Two weeks ago I talked about the stock market was undergoing a correction. I said it's not a big crash, just a correction, and I expected it to keep going down for another month by about 10%.
But now, in the last few days, markets have showed some strength and this has led me to wonder if the correction is done.
The S&P 500 has rebounded by 2% in the past 5 days.
Likewise, the tech sector, represented by the QQQ, has gained 3%.
The fear gauge indicator known as VIX has dropped by 15% after reaching its highest point of around 17.89 on August 17, 2023.
And a concern that was bothering the market earlier – the rise in long-term interest rates – has now taken a bit of a turnaround. This can be seen in the increase in prices of long-term bonds, shown by TLT, which have gone up by 2% in the last 5 days.
Looking at it from a technical analysis point of view, the trend remains bullish as the S&P 500 is higher than its 200-day moving average. Additionally, the price has recently touched one of the trendlines and rebounded, indicating a certain level of robustness in the support.
Considering the fundamental side, there are positive aspects in terms of company performance. Specifically, the 'magnificent 7' companies, which include Meta and Amazon, have shown a notable recovery in their financial performance. Additionally, Nvidia's results indicate a sustained increase in the demand for artificial intelligence (AI) technology.

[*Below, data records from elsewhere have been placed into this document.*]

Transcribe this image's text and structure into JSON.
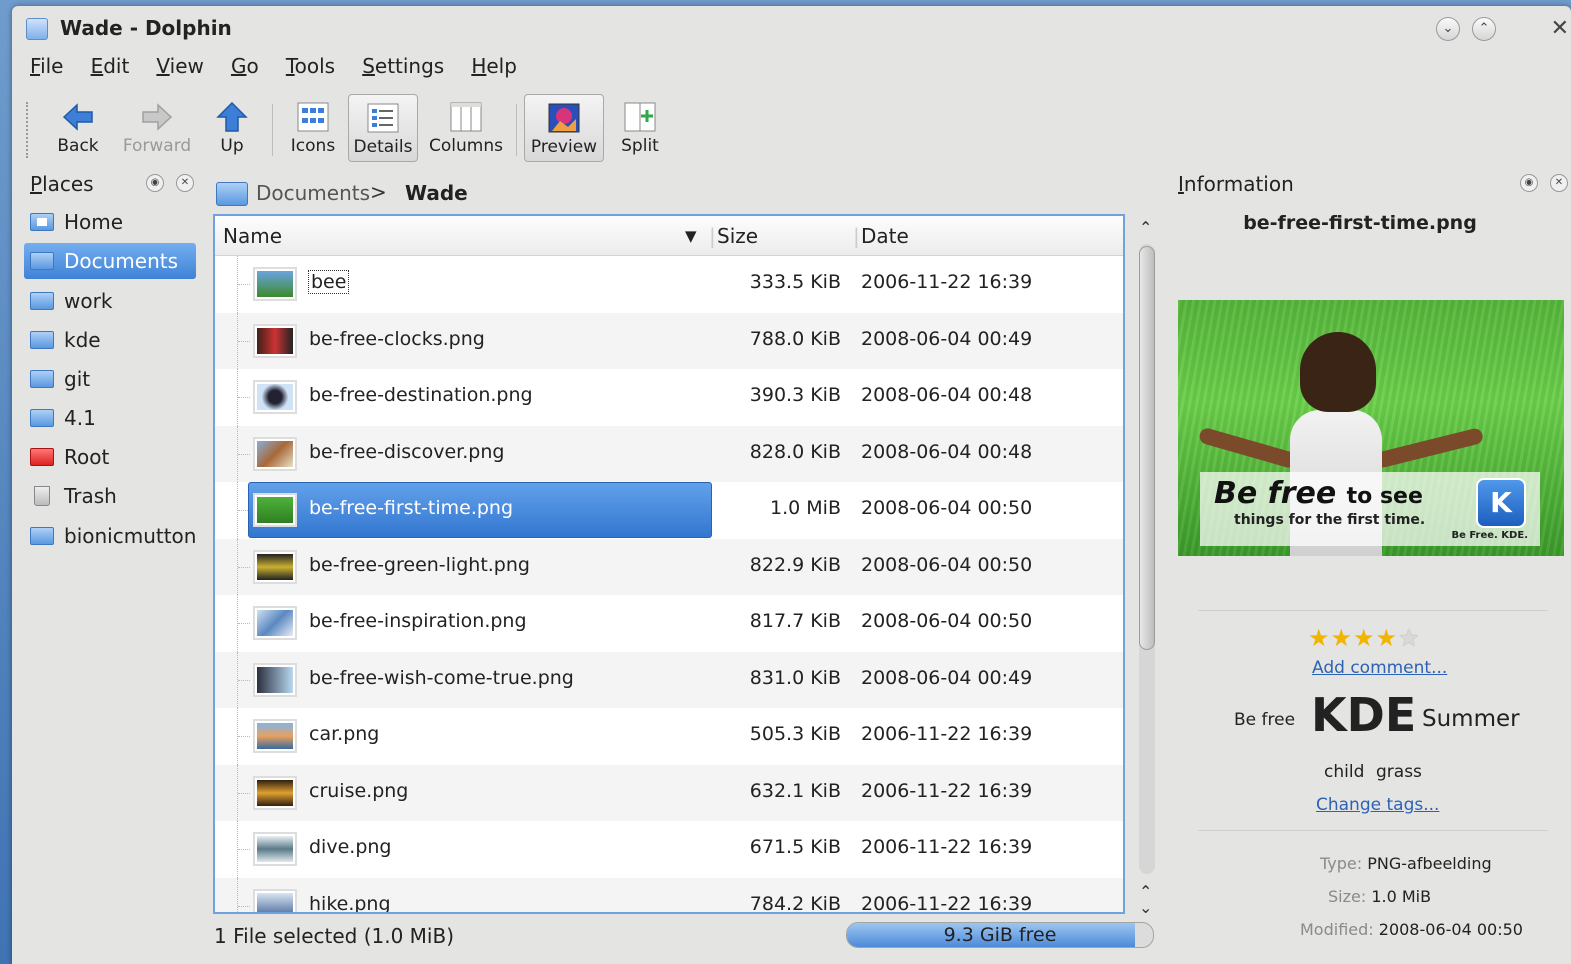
{
  "window": {
    "title": "Wade - Dolphin"
  },
  "menu": [
    "File",
    "Edit",
    "View",
    "Go",
    "Tools",
    "Settings",
    "Help"
  ],
  "toolbar": {
    "back": "Back",
    "forward": "Forward",
    "up": "Up",
    "icons": "Icons",
    "details": "Details",
    "columns": "Columns",
    "preview": "Preview",
    "split": "Split"
  },
  "places": {
    "title": "Places",
    "items": [
      "Home",
      "Documents",
      "work",
      "kde",
      "git",
      "4.1",
      "Root",
      "Trash",
      "bionicmutton"
    ],
    "selected": "Documents"
  },
  "breadcrumb": {
    "parent": "Documents",
    "sep": ">",
    "current": "Wade"
  },
  "files": {
    "columns": {
      "name": "Name",
      "size": "Size",
      "date": "Date"
    },
    "rows": [
      {
        "name": "bee",
        "size": "333.5 KiB",
        "date": "2006-11-22 16:39"
      },
      {
        "name": "be-free-clocks.png",
        "size": "788.0 KiB",
        "date": "2008-06-04 00:49"
      },
      {
        "name": "be-free-destination.png",
        "size": "390.3 KiB",
        "date": "2008-06-04 00:48"
      },
      {
        "name": "be-free-discover.png",
        "size": "828.0 KiB",
        "date": "2008-06-04 00:48"
      },
      {
        "name": "be-free-first-time.png",
        "size": "1.0 MiB",
        "date": "2008-06-04 00:50"
      },
      {
        "name": "be-free-green-light.png",
        "size": "822.9 KiB",
        "date": "2008-06-04 00:50"
      },
      {
        "name": "be-free-inspiration.png",
        "size": "817.7 KiB",
        "date": "2008-06-04 00:50"
      },
      {
        "name": "be-free-wish-come-true.png",
        "size": "831.0 KiB",
        "date": "2008-06-04 00:49"
      },
      {
        "name": "car.png",
        "size": "505.3 KiB",
        "date": "2006-11-22 16:39"
      },
      {
        "name": "cruise.png",
        "size": "632.1 KiB",
        "date": "2006-11-22 16:39"
      },
      {
        "name": "dive.png",
        "size": "671.5 KiB",
        "date": "2006-11-22 16:39"
      },
      {
        "name": "hike.png",
        "size": "784.2 KiB",
        "date": "2006-11-22 16:39"
      }
    ],
    "selected_index": 4
  },
  "status": {
    "text": "1 File selected (1.0 MiB)",
    "free": "9.3 GiB free",
    "used_fraction": 0.94
  },
  "info": {
    "title": "Information",
    "filename": "be-free-first-time.png",
    "preview": {
      "headline": "Be free",
      "headline_rest": "to see",
      "subline": "things for the first time.",
      "logo": "K",
      "tagline": "Be Free.  KDE."
    },
    "rating": 4,
    "rating_max": 5,
    "add_comment": "Add comment...",
    "tags": [
      "Be free",
      "KDE",
      "Summer",
      "child",
      "grass"
    ],
    "change_tags": "Change tags...",
    "meta": [
      {
        "key": "Type:",
        "value": "PNG-afbeelding"
      },
      {
        "key": "Size:",
        "value": "1.0 MiB"
      },
      {
        "key": "Modified:",
        "value": "2008-06-04 00:50"
      }
    ]
  },
  "colors": {
    "accent": "#3f82d6",
    "selection": "#3277d0",
    "link": "#2c62b6",
    "star": "#f1b400"
  }
}
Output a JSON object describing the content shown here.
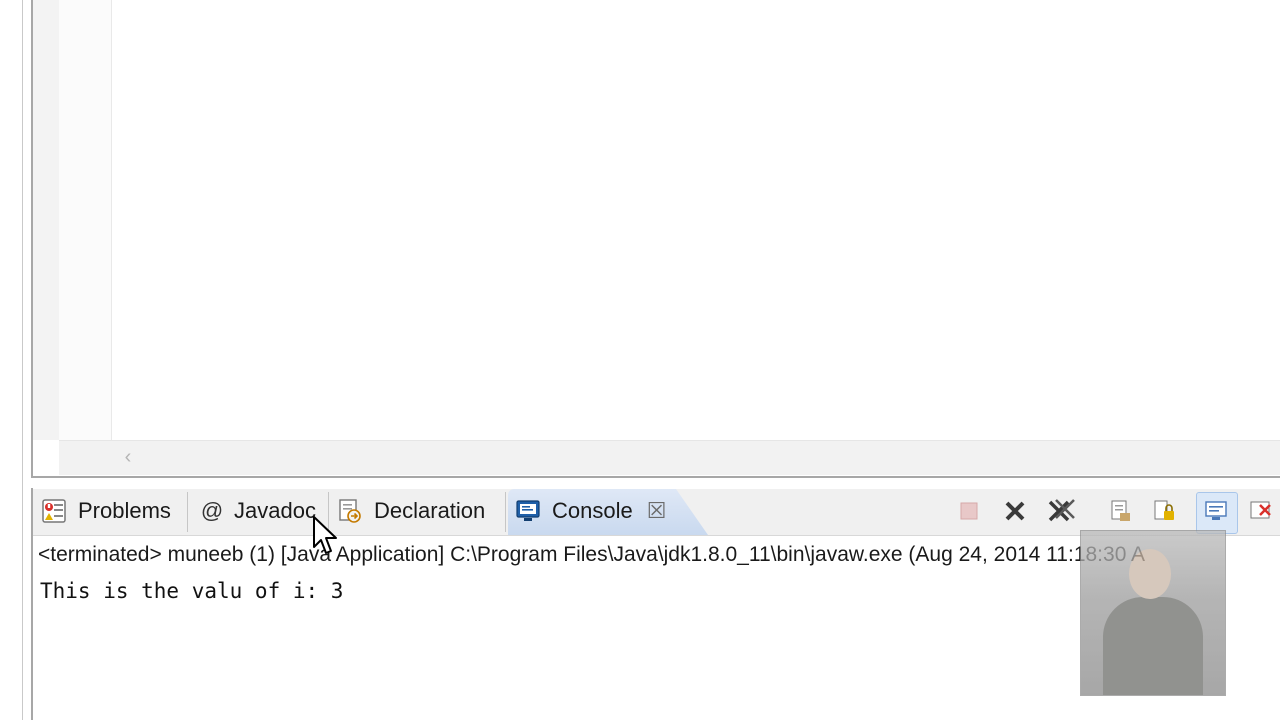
{
  "tabs": [
    {
      "label": "Problems",
      "icon": "problems-icon"
    },
    {
      "label": "Javadoc",
      "icon": "javadoc-at-icon",
      "icon_glyph": "@"
    },
    {
      "label": "Declaration",
      "icon": "declaration-icon"
    },
    {
      "label": "Console",
      "icon": "console-icon",
      "active": true
    }
  ],
  "toolbar_icons": [
    "terminate-icon",
    "remove-launch-icon",
    "remove-all-terminated-icon",
    "clear-console-icon",
    "scroll-lock-icon",
    "display-selected-console-icon",
    "pin-console-icon"
  ],
  "console": {
    "header": "<terminated> muneeb (1) [Java Application] C:\\Program Files\\Java\\jdk1.8.0_11\\bin\\javaw.exe (Aug 24, 2014 11:18:30 A",
    "output": "This is the valu of i: 3"
  },
  "colors": {
    "active_tab_top": "#dfe8f6",
    "active_tab_bottom": "#c9d9ef",
    "tab_strip": "#f0f0f0",
    "border": "#a7a7a7"
  }
}
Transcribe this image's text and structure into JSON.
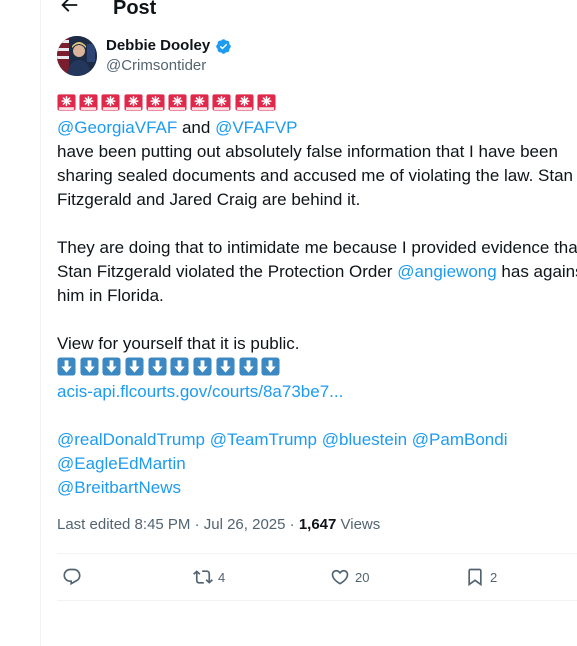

The broader market results have also been positive. According to a FactSet report from August 4, 2023, here are some key stats about revenue and earnings growth among the S&P 500 index components:
Seven sectors are reporting year-over-year growth in revenues, led by the Consumer Discretionary and Financials sectors. On the other hand, four sectors are reporting a year-over-year decline in revenues, led by the Energy and Materials sectors.
Eight of the eleven sectors are reporting year-over-year earnings growth, led by the Consumer Discretionary and Communication Services sectors. On the other hand, three sectors are reporting a year-over-year decline in earnings: Energy, Materials, and Health Care.
84% of the companies in the S&P 500 have reported actual results for Q2 2023 to date. Of these companies, 79% have reported actual EPS above estimates, which is above the 5-year average of 77% and above the 10-year average of 73%. This number also marks the highest percentage of S&P 500 companies reporting a positive EPS surprise since Q3 2021 (82%).
The overall results are positive. The sectors experiencing declines are primarily linked to commodities, which performed exceptionally well last year. With prices now stabilizing and inflation subsiding, it's logical that their revenue and earnings for the current year would decrease compared to the previous year.
I'm surprised by how strong the market is, considering my initial expectation for it to decline further. It's a reminder that we can't always predict things accurately. Trying to go against a rising market, especially when the upward trend is intact, often doesn't pay off. This is because by the time you wait for more bullish signs to invest, many stocks, even the ones you were eyeing, would have already risen. Missing out repeatedly can be costly.
Thus, I have been largely invested but I also have some cash which I intend to deploy to stocks currently. I might be wrong and the market may reverse again but at this stage I think it is more worthwhile to bet on the bull than on the bear. In fact, markets are bullish most of the time and often climb a wall of worry. It isn't rewarding to be out of the markets for too long.